Nimbic, Inc. (formerly Physware) was a company that developed electronic design automation (EDA) software. The company was founded in 2006 and was headquartered in Mountain View, California, United States.

Nimbic offered high speed 3D electromagnetic simulation solutions for signal integrity (SI), power integrity (PI), integrity to electromagnetic interference (EMI) and Simultaneous Switching Noise/Simultaneous Switching Output (SSN/SSO) Integrity. They also offered secure Cloud Computing solutions for electronic design.

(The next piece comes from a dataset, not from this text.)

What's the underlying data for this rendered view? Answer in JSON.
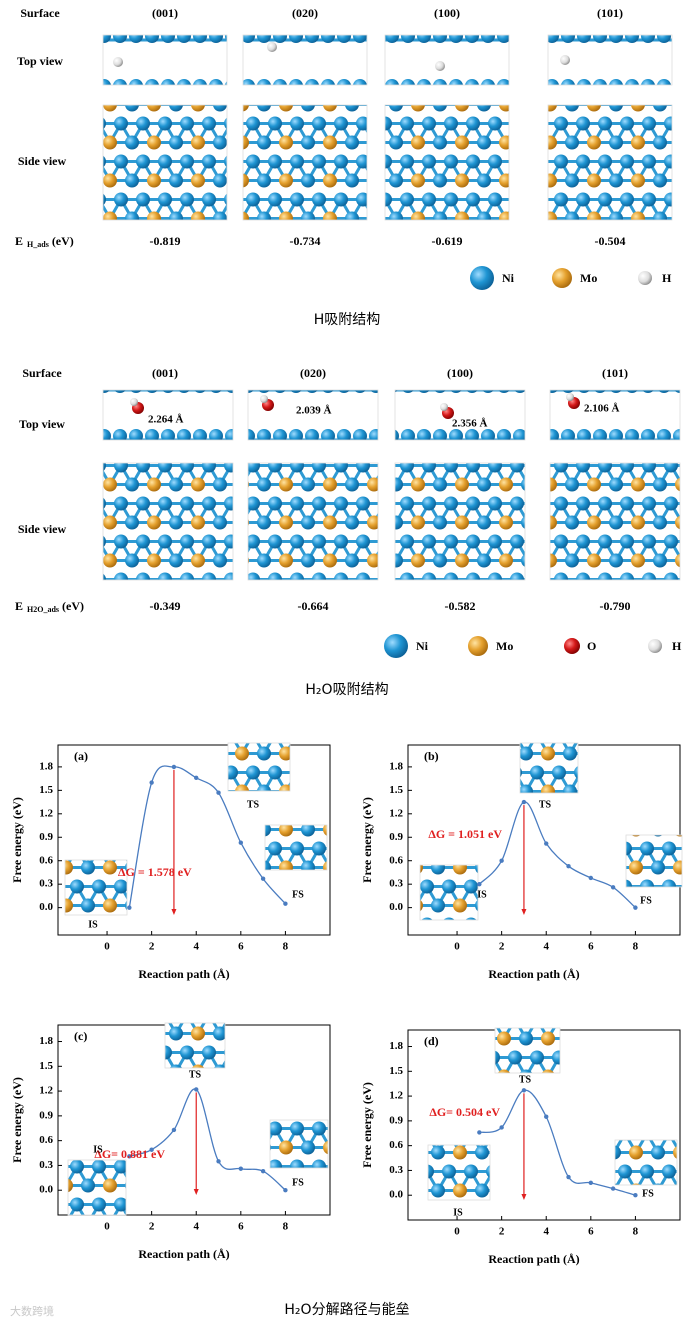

In May 2014 Nimbic was acquired by Mentor Graphics, which was in turn acquired in 2017 by Siemens and rebranded Siemens EDA.

== Portfolio ==

Nimbic develops 3D broadband electromagnetic field extractors and simulators for signal integrity, power integrity, EMI Analysis and SSN/SSO Analysis. Their product range includes:

- nWave
- nApex
- nVolt
- nCloud

== History ==
Nimbic (formerly Physware) was founded in December 2006 by Dr. Vikram Jandhyala.

In May 2010, Physware was named "2010 Cool Vendor in Semiconductors" by Gartner.

Nimbiic was acquired by Mentor Graphics in 2014.